The bard’s music conjured the heartbeat of horses’ hooves on that desperate
ride. The song wove heroically high and tensely low, as men fought blow for
blow.

Riannon’s memory of Vahl did not fit the tune. It was a hard, jagged set of
images of blood and desperation. Screams. Thrusting swords. Prince Roland
confronting the imperial general. A glint of sunlight off his sword as he lifted
it in salute to his foe. The prince toppling from the saddle with agonising
slowness as if time itself tried to stop in an effort to stave off the terrible
moment of his hitting the ground. The prince’s horse rearing.

The music throbbed with the prince’s peril. Not only a single, lordly man lay at
the enemy’s feet, the whole city and all the people in it faced merciless
annihilation.

“He came, the hero, on a horse with flying mane.”

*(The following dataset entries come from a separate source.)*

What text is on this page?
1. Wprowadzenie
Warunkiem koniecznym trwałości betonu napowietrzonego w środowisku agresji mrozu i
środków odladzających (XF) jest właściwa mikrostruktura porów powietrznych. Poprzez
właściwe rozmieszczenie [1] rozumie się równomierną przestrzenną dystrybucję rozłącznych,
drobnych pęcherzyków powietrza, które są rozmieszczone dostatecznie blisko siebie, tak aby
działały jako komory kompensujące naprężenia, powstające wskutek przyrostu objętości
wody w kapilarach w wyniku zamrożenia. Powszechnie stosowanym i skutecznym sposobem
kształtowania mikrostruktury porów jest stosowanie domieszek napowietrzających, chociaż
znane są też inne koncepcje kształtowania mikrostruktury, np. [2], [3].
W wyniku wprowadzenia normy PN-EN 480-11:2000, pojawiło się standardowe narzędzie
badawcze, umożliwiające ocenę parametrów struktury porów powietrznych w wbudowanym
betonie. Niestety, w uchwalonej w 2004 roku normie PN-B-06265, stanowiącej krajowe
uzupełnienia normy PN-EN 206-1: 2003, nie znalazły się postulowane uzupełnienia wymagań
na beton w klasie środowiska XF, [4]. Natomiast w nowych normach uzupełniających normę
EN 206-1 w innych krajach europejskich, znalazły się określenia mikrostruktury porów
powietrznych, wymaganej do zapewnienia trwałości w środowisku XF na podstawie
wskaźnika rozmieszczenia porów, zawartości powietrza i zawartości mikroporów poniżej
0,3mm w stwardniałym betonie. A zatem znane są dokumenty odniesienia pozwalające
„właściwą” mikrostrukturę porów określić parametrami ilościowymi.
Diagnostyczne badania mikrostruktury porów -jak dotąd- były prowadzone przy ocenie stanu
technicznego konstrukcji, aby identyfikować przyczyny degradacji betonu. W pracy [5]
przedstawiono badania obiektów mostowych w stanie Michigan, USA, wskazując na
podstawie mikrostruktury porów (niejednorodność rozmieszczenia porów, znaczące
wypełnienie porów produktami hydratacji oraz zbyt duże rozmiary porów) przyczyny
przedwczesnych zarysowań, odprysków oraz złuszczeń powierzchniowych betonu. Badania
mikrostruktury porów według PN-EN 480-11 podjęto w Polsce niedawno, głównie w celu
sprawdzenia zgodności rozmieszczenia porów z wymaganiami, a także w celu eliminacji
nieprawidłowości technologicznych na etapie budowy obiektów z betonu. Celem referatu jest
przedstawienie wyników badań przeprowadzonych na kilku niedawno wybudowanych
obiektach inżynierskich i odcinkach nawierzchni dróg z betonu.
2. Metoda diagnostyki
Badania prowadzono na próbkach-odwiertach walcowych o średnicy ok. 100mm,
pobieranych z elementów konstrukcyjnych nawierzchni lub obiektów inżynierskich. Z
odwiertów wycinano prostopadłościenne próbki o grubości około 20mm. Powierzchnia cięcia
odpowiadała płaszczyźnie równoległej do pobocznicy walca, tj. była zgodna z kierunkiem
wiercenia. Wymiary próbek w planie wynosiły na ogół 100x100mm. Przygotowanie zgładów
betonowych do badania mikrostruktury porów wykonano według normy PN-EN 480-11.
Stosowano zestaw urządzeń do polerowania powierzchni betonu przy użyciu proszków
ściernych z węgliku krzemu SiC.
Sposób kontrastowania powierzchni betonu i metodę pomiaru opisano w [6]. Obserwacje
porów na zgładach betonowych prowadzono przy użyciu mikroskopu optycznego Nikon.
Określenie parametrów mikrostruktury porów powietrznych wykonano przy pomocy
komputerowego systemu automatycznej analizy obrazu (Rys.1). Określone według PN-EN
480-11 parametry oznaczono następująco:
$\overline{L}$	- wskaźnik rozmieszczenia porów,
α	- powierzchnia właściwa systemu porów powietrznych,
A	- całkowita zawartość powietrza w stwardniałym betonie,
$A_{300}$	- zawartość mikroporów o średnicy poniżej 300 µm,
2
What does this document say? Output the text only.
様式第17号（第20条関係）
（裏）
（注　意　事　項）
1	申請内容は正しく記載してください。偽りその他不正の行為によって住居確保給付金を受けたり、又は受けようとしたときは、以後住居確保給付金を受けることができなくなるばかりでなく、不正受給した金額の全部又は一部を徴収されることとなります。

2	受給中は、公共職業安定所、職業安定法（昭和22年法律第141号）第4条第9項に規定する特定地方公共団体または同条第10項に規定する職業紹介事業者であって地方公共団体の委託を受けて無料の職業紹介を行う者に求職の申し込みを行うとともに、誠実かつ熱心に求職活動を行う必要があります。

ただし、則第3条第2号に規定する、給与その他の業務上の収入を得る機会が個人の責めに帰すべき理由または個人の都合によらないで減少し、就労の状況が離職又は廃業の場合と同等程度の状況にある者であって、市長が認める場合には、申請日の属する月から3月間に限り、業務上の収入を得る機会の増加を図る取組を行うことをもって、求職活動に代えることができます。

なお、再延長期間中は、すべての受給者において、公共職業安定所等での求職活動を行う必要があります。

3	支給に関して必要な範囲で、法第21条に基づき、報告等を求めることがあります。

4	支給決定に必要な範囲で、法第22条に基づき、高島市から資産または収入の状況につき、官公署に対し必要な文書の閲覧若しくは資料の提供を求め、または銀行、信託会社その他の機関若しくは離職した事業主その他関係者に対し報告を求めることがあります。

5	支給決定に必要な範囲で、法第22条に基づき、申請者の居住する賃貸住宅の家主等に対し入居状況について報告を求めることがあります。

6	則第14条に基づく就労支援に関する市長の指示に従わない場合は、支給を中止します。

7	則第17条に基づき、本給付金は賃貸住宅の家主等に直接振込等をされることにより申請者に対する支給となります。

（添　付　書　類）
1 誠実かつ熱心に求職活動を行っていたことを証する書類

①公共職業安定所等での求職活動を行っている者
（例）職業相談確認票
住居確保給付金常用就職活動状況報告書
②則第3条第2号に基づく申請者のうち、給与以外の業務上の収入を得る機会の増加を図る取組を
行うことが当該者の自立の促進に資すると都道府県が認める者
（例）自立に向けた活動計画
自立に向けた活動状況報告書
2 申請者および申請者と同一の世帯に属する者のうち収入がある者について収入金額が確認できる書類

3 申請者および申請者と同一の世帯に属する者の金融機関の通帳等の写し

Riannon dropped from the saddle and fought her way to the prince’s body. His
face was mangled and bleeding. His helm carved in two. But his blue eyes were
still open and seeing. Riannon stood over him. The imperial general’s tattoo
twitched as he shouted and sliced his sword down in front of her. Not touching
her. But carving her open with pain so searing that it numbed. That momentary
gap between act and comprehension. She was already moving. Lifting her sword.
Throwing herself at him. He could not swing his unnatural blade, but it sliced
into her all the same as she shoved the edge of her sword up across the side of
his unprotected neck. His warm blood fountained over them both. She crumpled.
Someone carried her back to the city.

“Foe felled and sent to his powerless gods,” the troubadour sang. “The city
saved by the single stroke of a hero.”

Prince Roland leaned over her, his gallant blood staining the bandages swathing
his face. Men had to hold him upright. He gripped her shoulder feebly. “Be thou
a knight.” He had no strength to buffet her. An anonymous anguished gasp sounded
from behind the failing prince when Roland set on her chest his own dagger of
membership of the Order of the Star. He knew he was going to Atuan, god of
heroes, and would have no more need of mortal symbols. “Be true. Be just.”

The lute strummed a final chord. “Vahldomne!”

Riannon shuddered back to the present. One of her hands pressed her chest as she
had when the wounds were fresh. The hall throbbed with silence.